Many employers have had to deal with the kind of employee who persists unreasonably with their complaints, or makes complaints in order to make life difficult for the employer rather than genuinely to resolve a grievance. This article sets out some tips on how to deal with this kind of employee, who can often drain time, resources and morale from an organisation.

Beware of dismissing an employee

  • The recent case of Woodhouse v West North West Homes Leeds Limited [2013] is a useful warning to employers that no matter how ill founded discrimination grievances or claims may be, provided they have been made by the employee in good faith, an employer who dismisses an employee for raising such grievances risks exposure to a victimisation claim. 
  • Some, albeit small, comfort can be gleaned from the Woodhouse case -Judge Hand QC recognised that conduct/behaviour might be one genuinely separable feature from the making of the complaint itself. In other words it may be possible to dismiss an employee for a reason not related to the bringing of a discrimination claim, but to the way in which that claim was pursued, including unreasonable allegations designed to harass the employer into settlement.
  • In circumstances where a dismissal is too risky because of the threat of a victimisation claim (see above) mediation – whether internal or external – can be a good alternative solution. 
  • In view of the decision in Woodhouse, employers should treat allegations of discrimination seriously. If, having investigated the matter, there is evidence the complaint was vexatious and not in good faith, this should be recorded in the written decision. 

Is a complaint vexatious?

  • It is important to distinguish between employees who make a number of complaints because they feel genuinely aggrieved and employees who are simply being difficult. Furthermore, employees who make a complaint will often feel frustrated and discontent with their employer and therefore it is essential to consider the merits of the case rather than their attitude.
  • Even though someone has made vexatious complaints in the past, it cannot be assumed that the next complaint is also vexatious. Each case must be considered, and a decision made as to whether it is vexatious or genuine. There is no way of avoiding reading and evaluating each piece of correspondence. This may be time consuming, but it must be done.

Complaints about the same matter

  • If a complaint is about essentially the same matter that has already been considered, with only very minor differences, and does not contain any new information, then the following steps should be considered:
  • If the employee has not exhausted the employer’s grievance procedure (i.e. they still have the right to appeal), their complaint could be picked up during the process or they should be referred to the appeal stage of the procedure. 
  • If the internal grievance procedure has been exhausted and an appeal has already been heard but not upheld, the employee should be informed that they have reached the end of the internal grievance procedure. 
  • If the employee does not pursue the grievance to the next stage, and continues nonetheless to correspond, the correspondence must be read by the manager who originally dealt with the grievance.

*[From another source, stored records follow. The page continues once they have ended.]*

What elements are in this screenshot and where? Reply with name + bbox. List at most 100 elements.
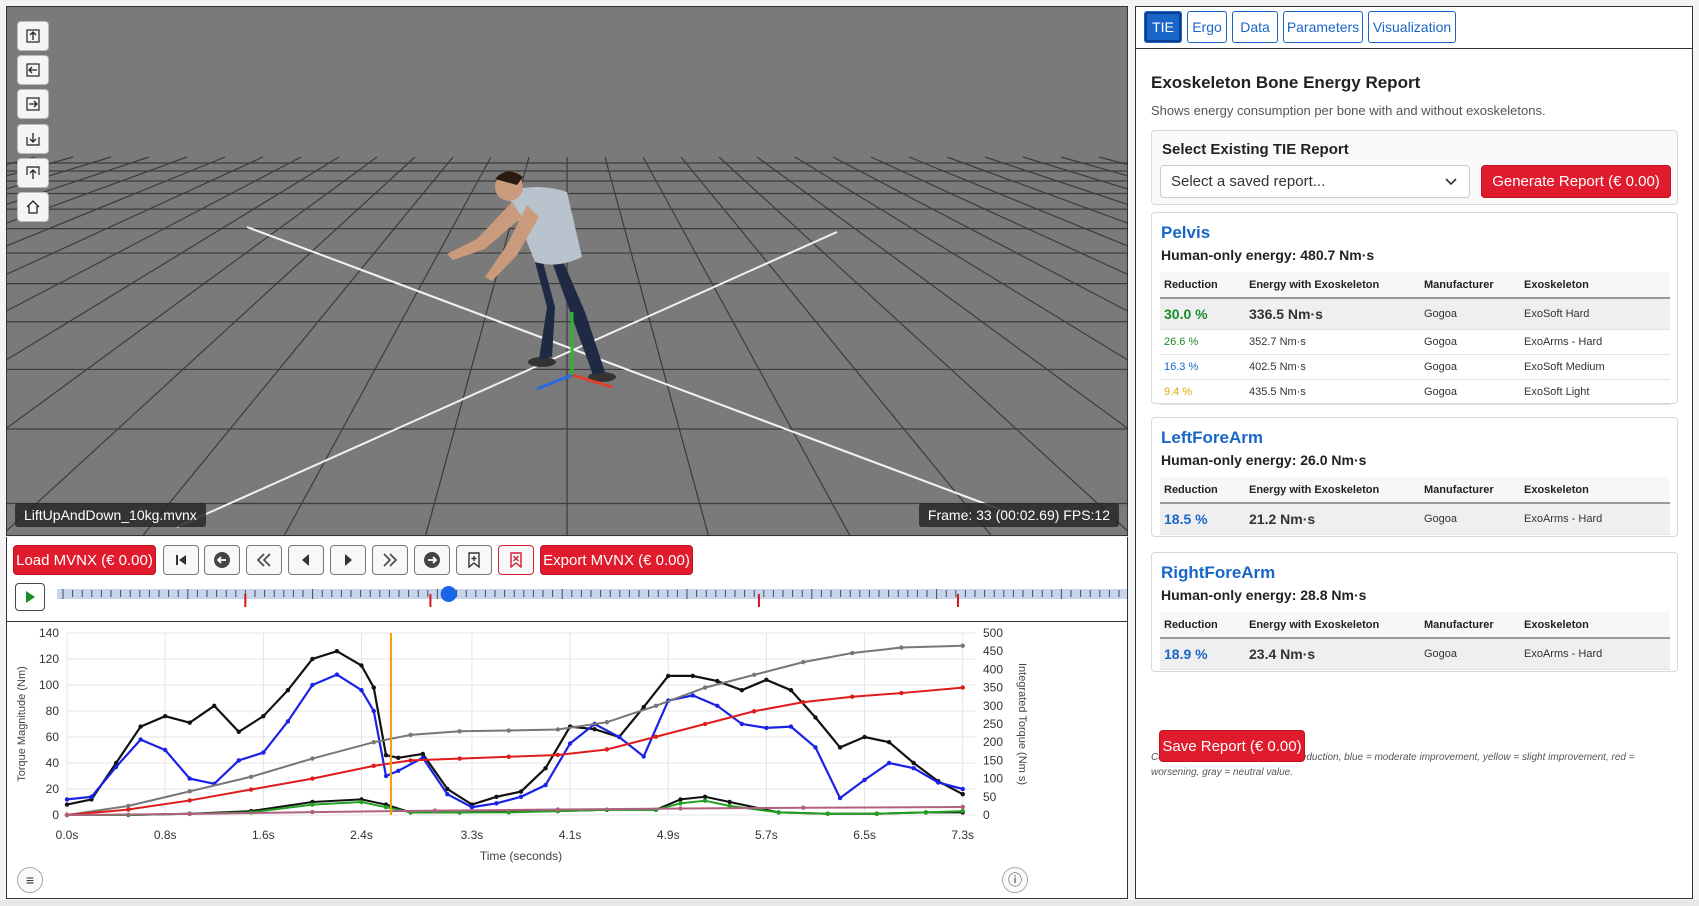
y2-tick-label: 500 — [983, 626, 1003, 640]
view-left-icon[interactable] — [17, 55, 49, 85]
manufacturer-cell: Gogoa — [1420, 329, 1520, 355]
view-down-icon[interactable] — [17, 124, 49, 154]
series-point — [567, 741, 573, 746]
series-line — [66, 686, 963, 816]
series-point — [666, 673, 671, 679]
y-tick-label: 0 — [52, 808, 59, 822]
next-marker-button[interactable] — [414, 545, 450, 575]
bone-card-pelvis: Pelvis Human-only energy: 480.7 Nm·s Red… — [1151, 212, 1678, 405]
series-point — [310, 802, 315, 807]
generate-report-button[interactable]: Generate Report (€ 0.00) — [1481, 165, 1671, 198]
play-button[interactable] — [15, 583, 45, 611]
bone-card-leftforearm: LeftForeArm Human-only energy: 26.0 Nm·s… — [1151, 417, 1678, 537]
x-tick-label: 1.6s — [252, 828, 275, 842]
fast-forward-button[interactable] — [372, 545, 408, 575]
series-point — [702, 685, 708, 690]
series-point — [187, 789, 192, 794]
tab-visualization[interactable]: Visualization — [1368, 11, 1456, 43]
y-tick-label: 20 — [46, 782, 60, 796]
exoskeleton-link[interactable]: ExoSoft Hard — [1520, 298, 1670, 330]
bone-name: LeftForeArm — [1161, 428, 1264, 447]
x-axis-label: Time (seconds) — [480, 849, 562, 863]
series-point — [837, 745, 843, 750]
fast-rewind-button[interactable] — [246, 545, 282, 575]
series-point — [702, 794, 708, 799]
scene-canvas[interactable] — [7, 7, 1128, 536]
grid-line — [870, 156, 1127, 275]
exoskeleton-link[interactable]: ExoArms - Hard — [1520, 638, 1670, 670]
series-point — [285, 688, 291, 693]
series-point — [383, 805, 389, 810]
tab-tie[interactable]: TIE — [1144, 11, 1182, 43]
y2-tick-label: 150 — [983, 753, 1003, 767]
double-chevron-left-icon — [256, 553, 271, 567]
x-tick-label: 4.1s — [559, 828, 582, 842]
series-point — [702, 721, 708, 727]
manufacturer-cell: Gogoa — [1420, 354, 1520, 380]
header-exoskeleton: Exoskeleton — [1520, 612, 1670, 639]
previous-marker-button[interactable] — [204, 545, 240, 575]
bottom-strip — [0, 900, 1699, 906]
header-exoskeleton: Exoskeleton — [1520, 477, 1670, 504]
view-up-icon[interactable] — [17, 21, 49, 51]
timeline-handle[interactable] — [440, 586, 457, 602]
saved-report-select[interactable]: Select a saved report... — [1160, 165, 1470, 198]
exoskeleton-link[interactable]: ExoArms - Hard — [1520, 329, 1670, 355]
save-report-button[interactable]: Save Report (€ 0.00) — [1159, 730, 1305, 762]
load-mvnx-button[interactable]: Load MVNX (€ 0.00) — [13, 545, 156, 575]
timeline-slider[interactable] — [57, 583, 1127, 613]
chart-series — [64, 643, 965, 818]
tab-ergo[interactable]: Ergo — [1187, 11, 1227, 43]
menu-icon[interactable]: ≡ — [17, 867, 43, 893]
series-point — [776, 810, 781, 815]
exoskeleton-link[interactable]: ExoSoft Light — [1520, 379, 1670, 405]
series-point — [751, 709, 757, 714]
home-icon[interactable] — [17, 192, 49, 222]
triangle-right-icon — [345, 554, 352, 566]
series-point — [138, 737, 143, 742]
info-icon[interactable]: ⓘ — [1002, 867, 1028, 893]
y2-tick-label: 50 — [983, 790, 997, 804]
double-chevron-right-icon — [383, 553, 398, 567]
y2-tick-label: 100 — [983, 772, 1003, 786]
reduction-cell: 30.0 % — [1160, 298, 1245, 330]
series-point — [187, 776, 192, 781]
series-point — [641, 754, 646, 759]
header-exoskeleton: Exoskeleton — [1520, 272, 1670, 299]
view-right-icon[interactable] — [17, 89, 49, 119]
table-row: 18.9 % 23.4 Nm·s Gogoa ExoArms - Hard — [1160, 638, 1670, 670]
series-point — [506, 754, 511, 759]
series-point — [285, 719, 291, 724]
series-point — [187, 720, 192, 725]
view-front-icon[interactable] — [17, 158, 49, 188]
exoskeleton-link[interactable]: ExoSoft Medium — [1520, 354, 1670, 380]
x-tick-label: 0.8s — [154, 828, 177, 842]
tab-data[interactable]: Data — [1232, 11, 1278, 43]
series-point — [764, 677, 769, 682]
chevron-down-icon — [1445, 178, 1457, 186]
exoskeleton-link[interactable]: ExoArms - Hard — [1520, 503, 1670, 535]
step-back-button[interactable] — [288, 545, 324, 575]
torque-chart[interactable]: 0 20 40 60 80 100 120 140 0 50 100 150 200 250 300 350 4… — [7, 622, 1129, 900]
energy-cell: 352.7 Nm·s — [1245, 329, 1420, 355]
series-point — [604, 719, 610, 725]
series-point — [862, 734, 867, 740]
table-row: 26.6 % 352.7 Nm·s Gogoa ExoArms - Hard — [1160, 329, 1670, 355]
series-point — [396, 768, 401, 773]
remove-bookmark-button[interactable] — [498, 545, 534, 575]
reduction-cell: 26.6 % — [1160, 329, 1245, 355]
tab-parameters[interactable]: Parameters — [1283, 11, 1363, 43]
add-bookmark-button[interactable] — [456, 545, 492, 575]
series-point — [960, 685, 965, 690]
3d-viewer[interactable]: LiftUpAndDown_10kg.mvnx Frame: 33 (00:02… — [6, 6, 1128, 536]
bone-name: RightForeArm — [1161, 563, 1276, 582]
series-point — [751, 672, 757, 678]
step-forward-button[interactable] — [330, 545, 366, 575]
export-mvnx-button[interactable]: Export MVNX (€ 0.00) — [540, 545, 693, 575]
series-point — [678, 797, 683, 802]
avatar-figure — [447, 171, 616, 382]
y-tick-label: 120 — [39, 652, 59, 666]
skip-to-start-button[interactable] — [163, 545, 199, 575]
series-point — [334, 649, 340, 654]
series-point — [445, 792, 450, 797]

If it raises no significant new matters and presents no new information, the employee should be referred to the original decision and informed that the employer will not enter into any further correspondence about the matter. If the employee still does not take this advice, the employer might decide that any further correspondence that does not raise any significant new matters or present any new information is simply filed with no acknowledgement sent.

Complaints about similar matters

  • The most difficult complaints to deal with are often complaints that are slightly different from the original complaint, but about the same broad area of activity. A decision will have to be made on whether the matters are sufficiently different to justify being considered as a new complaint. Employers often find it easier to collate them with an existing investigation, as this tends to reduce overall management time. 

Complaints about different matters

  • If an employee keeps making complaints about different matters, each complaint should normally be considered in the usual way under the employer’s grievance procedure.
  • Remind the employee that complaints should be raised informally before seeking to invoke a formal process. 
  • If the new complaints are about entirely trivial matters, or matters that have clearly not caused the employee any injustice, it may be appropriate (and this will be a judgment call) in exceptional circumstances to simply note the complaint without invoking the formal grievance procedures, provided the employee is informed of this decision. In other words the employer does not necessarily have to respond to every concern.

Minimising the disruption to management

  • Vexatious complainants may contact different people with the company, and can try and take advantage of the differing responses they may receive. It is important to try and ensure that a vexatious complainant has one main contact within the organisation (i.e. the HR Manager or the manager dealing with the grievance) and to notify the employee that any complaints are addressed to that person in the first instance.
  • It is important not to spend large amounts of time on vexatious complainants. However, it may sometimes be worth spending a bit of time defusing a situation (e.g. responding tactfully and sympathetically). The best way of handling the situation will be a matter for judgment.
  • It is not necessary to meet a complainant’s unreasonable demands, or to answer every single point in an unreasonable letter. Again, judgment will be required to separate a complainant’s legitimate queries from those that are unreasonable, often all within the same complaint.